Kampanyaya katılan her çevre kampanyanın genel çerçevesinin yanı sıra, kendi özel perspektif ve gündemlerini de kaçınılmaz olarak ifade edeceklerdir. Bunu engellemeye yönelik zorlamalara gidilmemesi, kampanya açısından sevindirici ve gerçekçi olmuştur. Biz de seçim döneminde birleşik bağımsız kampanyayı kendi projelerimiz çerçevesinde yeniden üretecek, örneğin işçi partisi hedefinin altını daha fazla çizeceğiz.
Gelenek olarak Türkiye’nin neresinde olursa olsun burjuvaziden ve bu anlamda onun örgütlerinden tam anlamıyla kopmuş bağımsız sosyalist ve devrimci adaylara oy verilmesi çağrısını yapıyoruz.
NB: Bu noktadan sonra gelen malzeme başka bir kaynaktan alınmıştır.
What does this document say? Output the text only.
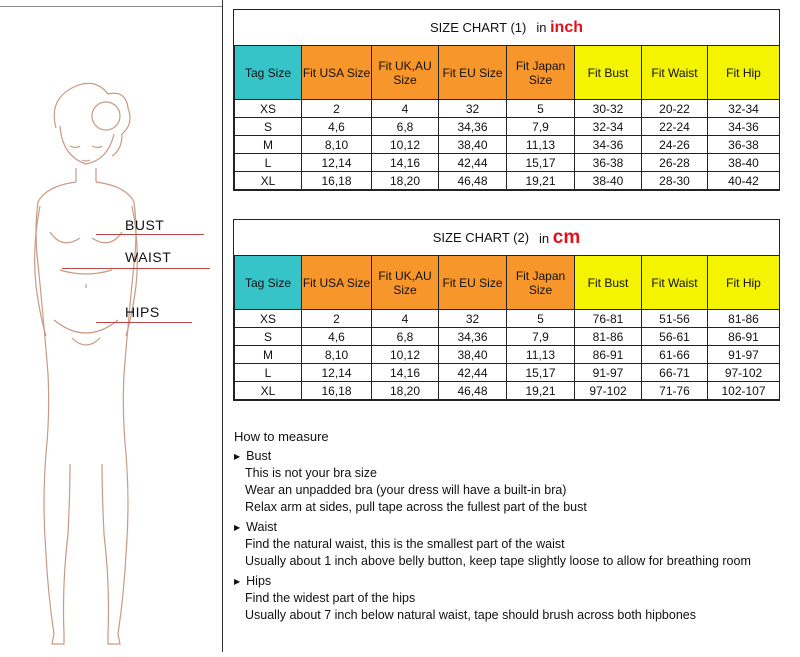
BUST
WAIST
HIPS
SIZE CHART (1) in inch
Tag Size	Fit USA Size	Fit UK,AU Size	Fit EU Size	Fit Japan Size	Fit Bust	Fit Waist	Fit Hip
XS	2	4	32	5	30-32	20-22	32-34
S	4,6	6,8	34,36	7,9	32-34	22-24	34-36
M	8,10	10,12	38,40	11,13	34-36	24-26	36-38
L	12,14	14,16	42,44	15,17	36-38	26-28	38-40
XL	16,18	18,20	46,48	19,21	38-40	28-30	40-42
SIZE CHART (2) in cm
Tag Size	Fit USA Size	Fit UK,AU Size	Fit EU Size	Fit Japan Size	Fit Bust	Fit Waist	Fit Hip
XS	2	4	32	5	76-81	51-56	81-86
S	4,6	6,8	34,36	7,9	81-86	56-61	86-91
M	8,10	10,12	38,40	11,13	86-91	61-66	91-97
L	12,14	14,16	42,44	15,17	91-97	66-71	97-102
XL	16,18	18,20	46,48	19,21	97-102	71-76	102-107
How to measure
▶ Bust
This is not your bra size
Wear an unpadded bra (your dress will have a built-in bra)
Relax arm at sides, pull tape across the fullest part of the bust
▶ Waist
Find the natural waist, this is the smallest part of the waist
Usually about 1 inch above belly button, keep tape slightly loose to allow for breathing room
▶ Hips
Find the widest part of the hips
Usually about 7 inch below natural waist, tape should brush across both hipbones
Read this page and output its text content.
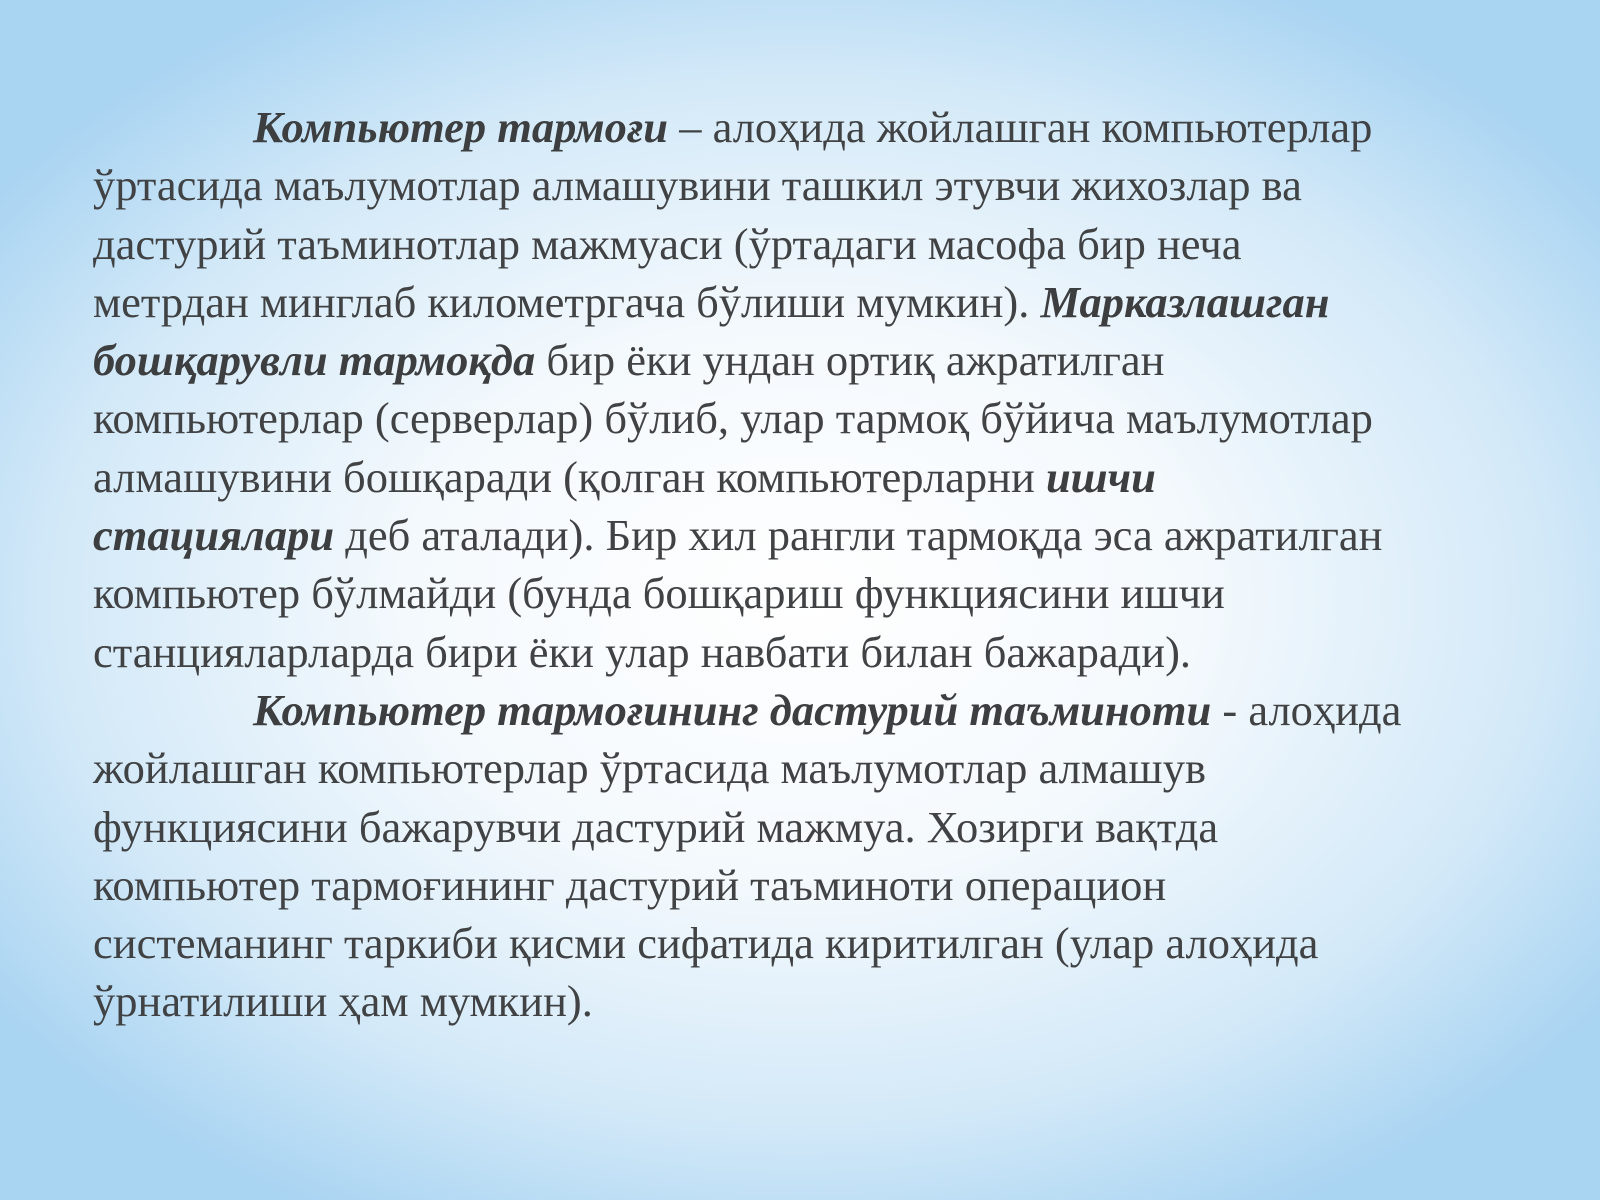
Компьютер тармоғи – алоҳида жойлашган компьютерлар
ўртасида маълумотлар алмашувини ташкил этувчи жихозлар ва
дастурий таъминотлар мажмуаси (ўртадаги масофа бир неча
метрдан минглаб километргача бўлиши мумкин). Марказлашган
бошқарувли тармоқда бир ёки ундан ортиқ ажратилган
компьютерлар (серверлар) бўлиб, улар тармоқ бўйича маълумотлар
алмашувини бошқаради (қолган компьютерларни ишчи
стациялари деб аталади). Бир хил рангли тармоқда эса ажратилган
компьютер бўлмайди (бунда бошқариш функциясини ишчи
станцияларларда бири ёки улар навбати билан бажаради).
Компьютер тармоғининг дастурий таъминоти - алоҳида
жойлашган компьютерлар ўртасида маълумотлар алмашув
функциясини бажарувчи дастурий мажмуа. Хозирги вақтда
компьютер тармоғининг дастурий таъминоти операцион
системанинг таркиби қисми сифатида киритилган (улар алоҳида
ўрнатилиши ҳам мумкин).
Devrimci seçim bloğunun İstanbul’da gösterdiği 4 adayın ve diğer bölge ve illerde yukarıdaki tanıma uyan adayların çalışmalarına destek verilmelidir.
Burjuvazinin iktidarına koltuk değnekliği yapmayız!
Yaşasın sosyalizm!
Yaşasın sosyalist iktidar mücadelemiz!